As mentioned above I think there should be generic thermal cooling
device support added to drivers/video/backlight/backlight.c, then
the amdgpu code just needs to pass a flag when registering
the backlight to enable this.

> Like you said, I am also of the same opinion that PMF driver should
> call the DRM/GPU subsystem APIs (like it does with other subsystems).
> 
> But Christian had concerns on adding all of these into the GPU driver.
> So I had to roll back these into the PMF driver, and hence you see a
> pci_get_drvdata() call.

Ok, so I can see how this AMD PMF code is all kinda special
and how the DRM folks don't want to have to add APIs just for
that.

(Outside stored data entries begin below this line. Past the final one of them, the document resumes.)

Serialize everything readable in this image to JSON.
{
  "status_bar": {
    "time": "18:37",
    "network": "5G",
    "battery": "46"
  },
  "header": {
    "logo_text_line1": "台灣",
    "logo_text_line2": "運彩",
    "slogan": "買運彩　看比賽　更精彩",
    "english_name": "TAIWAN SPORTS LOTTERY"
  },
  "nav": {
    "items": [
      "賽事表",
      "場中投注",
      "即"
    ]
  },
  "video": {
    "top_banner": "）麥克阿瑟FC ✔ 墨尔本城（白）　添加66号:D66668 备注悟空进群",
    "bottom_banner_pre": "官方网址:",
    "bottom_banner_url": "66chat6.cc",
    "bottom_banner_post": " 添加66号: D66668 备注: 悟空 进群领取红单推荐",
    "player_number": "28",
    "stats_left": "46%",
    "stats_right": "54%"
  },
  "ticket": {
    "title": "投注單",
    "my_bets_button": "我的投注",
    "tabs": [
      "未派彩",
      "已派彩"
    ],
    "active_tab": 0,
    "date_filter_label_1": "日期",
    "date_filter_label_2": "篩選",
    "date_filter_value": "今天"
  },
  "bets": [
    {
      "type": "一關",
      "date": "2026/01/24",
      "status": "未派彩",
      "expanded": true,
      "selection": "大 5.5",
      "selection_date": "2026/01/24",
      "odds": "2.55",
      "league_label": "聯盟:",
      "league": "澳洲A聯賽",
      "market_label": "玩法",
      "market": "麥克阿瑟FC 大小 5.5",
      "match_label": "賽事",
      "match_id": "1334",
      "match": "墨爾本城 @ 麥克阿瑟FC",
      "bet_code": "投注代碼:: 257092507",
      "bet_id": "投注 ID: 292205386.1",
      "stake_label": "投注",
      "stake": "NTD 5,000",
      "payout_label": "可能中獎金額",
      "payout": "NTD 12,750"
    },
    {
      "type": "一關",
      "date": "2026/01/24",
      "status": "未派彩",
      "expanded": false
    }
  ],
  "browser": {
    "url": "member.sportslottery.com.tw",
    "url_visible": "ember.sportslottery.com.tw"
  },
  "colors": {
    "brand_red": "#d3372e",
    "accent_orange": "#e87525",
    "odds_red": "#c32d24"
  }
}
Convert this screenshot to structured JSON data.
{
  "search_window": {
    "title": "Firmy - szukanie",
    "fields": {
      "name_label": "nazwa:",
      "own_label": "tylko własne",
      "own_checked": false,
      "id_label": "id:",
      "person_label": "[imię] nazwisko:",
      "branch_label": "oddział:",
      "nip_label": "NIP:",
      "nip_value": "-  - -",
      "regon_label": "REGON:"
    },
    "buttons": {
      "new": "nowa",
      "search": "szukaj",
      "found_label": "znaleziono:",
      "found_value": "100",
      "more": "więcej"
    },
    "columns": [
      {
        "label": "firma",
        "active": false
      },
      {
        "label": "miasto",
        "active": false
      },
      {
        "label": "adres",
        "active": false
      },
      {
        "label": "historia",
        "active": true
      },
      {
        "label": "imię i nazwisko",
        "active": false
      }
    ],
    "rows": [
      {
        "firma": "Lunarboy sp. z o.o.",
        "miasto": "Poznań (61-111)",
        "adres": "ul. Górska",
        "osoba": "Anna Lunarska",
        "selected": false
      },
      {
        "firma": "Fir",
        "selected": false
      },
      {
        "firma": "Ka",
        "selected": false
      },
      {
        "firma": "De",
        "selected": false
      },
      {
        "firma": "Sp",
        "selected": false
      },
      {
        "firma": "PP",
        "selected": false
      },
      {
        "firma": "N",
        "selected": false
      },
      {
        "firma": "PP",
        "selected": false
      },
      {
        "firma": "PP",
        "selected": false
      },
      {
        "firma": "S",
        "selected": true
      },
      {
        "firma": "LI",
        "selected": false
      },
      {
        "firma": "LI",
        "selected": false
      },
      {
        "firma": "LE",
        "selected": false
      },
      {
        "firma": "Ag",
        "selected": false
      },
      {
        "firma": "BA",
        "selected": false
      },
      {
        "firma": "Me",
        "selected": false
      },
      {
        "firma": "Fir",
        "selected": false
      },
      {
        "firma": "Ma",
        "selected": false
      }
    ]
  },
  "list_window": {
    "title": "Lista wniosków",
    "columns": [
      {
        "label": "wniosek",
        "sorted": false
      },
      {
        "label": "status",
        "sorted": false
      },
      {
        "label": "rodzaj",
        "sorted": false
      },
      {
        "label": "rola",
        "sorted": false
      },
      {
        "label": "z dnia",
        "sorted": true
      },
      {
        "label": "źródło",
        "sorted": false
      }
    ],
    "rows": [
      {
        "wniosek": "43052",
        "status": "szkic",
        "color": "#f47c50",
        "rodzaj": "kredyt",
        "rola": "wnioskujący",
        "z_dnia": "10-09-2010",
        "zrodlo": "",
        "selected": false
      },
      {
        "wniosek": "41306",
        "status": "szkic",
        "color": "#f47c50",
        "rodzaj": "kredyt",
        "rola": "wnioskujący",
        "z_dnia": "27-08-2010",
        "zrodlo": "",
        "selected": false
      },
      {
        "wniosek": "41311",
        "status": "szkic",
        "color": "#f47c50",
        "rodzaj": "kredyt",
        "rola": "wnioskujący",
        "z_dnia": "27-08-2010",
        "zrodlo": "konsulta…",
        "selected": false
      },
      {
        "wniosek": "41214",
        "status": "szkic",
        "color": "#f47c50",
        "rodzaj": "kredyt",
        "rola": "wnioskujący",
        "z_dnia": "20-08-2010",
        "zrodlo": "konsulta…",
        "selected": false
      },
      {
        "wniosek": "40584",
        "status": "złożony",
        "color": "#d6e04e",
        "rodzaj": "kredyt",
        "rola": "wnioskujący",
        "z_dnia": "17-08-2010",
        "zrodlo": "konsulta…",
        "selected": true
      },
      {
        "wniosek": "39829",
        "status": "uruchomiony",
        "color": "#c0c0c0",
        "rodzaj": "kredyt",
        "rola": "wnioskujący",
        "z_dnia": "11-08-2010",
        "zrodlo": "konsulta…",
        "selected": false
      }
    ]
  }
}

But IMHO calling pci_get_drvdata() on an unowned
device is completely unacceptable.

At a minimum we need life-cycle management for the drm_device
which the PMF code is using, something like:

struct drm_device *drm_device_find(const void *data,
   int (*match)(struct drm_device *dev, const void *data));

which works similar to class_find_device() and returns
a reference to the drm_device for which match has returned 0
(which also stops it from looping over devices).

Combined with a:

void drm_device_put(struct drm_device *dev);

for when the PMF code is done with the device.

This way the PMF code can safely get a reference to drm_device
and release it when it is done. Rather then just getting
some random pointer which may or not actually be a drm_device
and the lifetime of which is not guaranteed in anyway.

E.g. if the PMF driver loads before amdgpu then
pci_get_drvdata() will just return NULL.

And as mentioned if the amdgpu driver gets unbound after
the PMF code has called  pci_get_drvdata() the PMF driver
now has a dangling pointer.

So IMHO adding: drm_device_find() + drm_device_put()
to the DRM core are minimum which is necessary here.

If the PMF code then ends up doing things like
drm_for_each_connector_iter() on the gotten drm_device
referemce so be it. But we must make sure we have
a properly lifecycle managed reference first and
pci_get_drvdata() does not give us that.

> For the sake of simplicity, I can drop patches 13/17 and 14/17 from
> the series and send them separately later.

Yes I think that dropping the GPU related patches for
now would be best.

Regards,

Hans